Le référent métaphorique du psychotique serait donc l’originaire à travers le pictogramme , quand celui du névrosé serait le primaire à travers le phantasme. La distinction entre ces deux natures de symbolisation permettrait, ainsi, d’expliquer la différence entre névrose et psychose dans le recours au langage, mais aussi de comprendre l’importance de la créativité artistique dans la psychose.

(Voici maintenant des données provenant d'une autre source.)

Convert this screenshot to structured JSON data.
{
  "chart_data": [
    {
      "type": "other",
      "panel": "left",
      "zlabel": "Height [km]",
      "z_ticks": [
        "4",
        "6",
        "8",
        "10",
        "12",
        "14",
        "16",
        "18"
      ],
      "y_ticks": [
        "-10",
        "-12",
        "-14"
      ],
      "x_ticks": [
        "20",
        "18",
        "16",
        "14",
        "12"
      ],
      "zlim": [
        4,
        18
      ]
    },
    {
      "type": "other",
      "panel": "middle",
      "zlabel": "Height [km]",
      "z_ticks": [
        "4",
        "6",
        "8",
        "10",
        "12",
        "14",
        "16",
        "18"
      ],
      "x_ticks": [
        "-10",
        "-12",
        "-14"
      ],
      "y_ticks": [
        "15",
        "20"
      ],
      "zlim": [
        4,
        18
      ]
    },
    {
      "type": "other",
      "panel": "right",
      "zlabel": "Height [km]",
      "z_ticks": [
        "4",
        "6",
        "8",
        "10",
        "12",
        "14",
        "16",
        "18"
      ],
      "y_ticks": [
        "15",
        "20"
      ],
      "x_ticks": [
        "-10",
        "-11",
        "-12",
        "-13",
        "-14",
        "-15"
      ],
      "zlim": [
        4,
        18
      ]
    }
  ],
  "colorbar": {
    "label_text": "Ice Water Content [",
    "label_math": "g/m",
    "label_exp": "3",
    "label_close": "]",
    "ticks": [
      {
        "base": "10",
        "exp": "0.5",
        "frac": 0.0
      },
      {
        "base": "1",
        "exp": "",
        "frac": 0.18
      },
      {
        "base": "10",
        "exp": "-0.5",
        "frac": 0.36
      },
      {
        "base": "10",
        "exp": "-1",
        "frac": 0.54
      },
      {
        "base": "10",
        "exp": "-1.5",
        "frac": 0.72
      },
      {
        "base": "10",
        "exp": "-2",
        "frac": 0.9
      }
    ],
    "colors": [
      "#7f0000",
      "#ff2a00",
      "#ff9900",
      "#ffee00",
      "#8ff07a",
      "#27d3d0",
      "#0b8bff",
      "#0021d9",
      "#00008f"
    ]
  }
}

Le pictogramme figure, tandis que le phantasme raconte, et la démarche thérapeutique doit consister en un accompagnement du stade pur de la figuration (arts figuratif ou kinesthésiques) au stade de la narration (arts nécessitant le langage). D’autre part, Aulagnier distingue, à juste titre nous semble-t-il, un primat du représentatif (qui relève de l’originaire) sur l’accès au langage (qui relève du secondaire). Dans la mesure où nous posons comme hypothèse que la symbolisation psychotique s’enracine davantage dans l’originaire, le recours à une forme d’expression graphique, sinon artistique, semble plus aisé qu’un énoncé pour exposer la représentation mentale. Car la représentation, contrairement à l’abstraction requise par l’énonciation, s’ancre originellement dans le sensible (sensorialité et affectivité présentes dans le pictogramme).

Notes
16.

Les critères de sélection d’un symbole sont complexes, en ce qu’ils relèvent non seulement de l’histoire particulière d’un sujet, mais aussi de son environnement culturel, et nécessitent souvent la cure analytique pour être mis en lumière.

17.

La notion de « système métastable » renvoie en physique à un système localement en équilibre qui parvient à supporter des perturbations jusqu’à un certain seuil mais qui, au-delà de ce seuil, devient instable. C’est ce système métastable qu’évoque ainsi les termes de « réaménagements psychiques con-fortables ».

18.

Et la cure intervient pour lever les refoulements qui sont devenus inutiles et nuisibles, alors qu’ils furent utiles à la préservation de l’équilibre psychique dans le passé.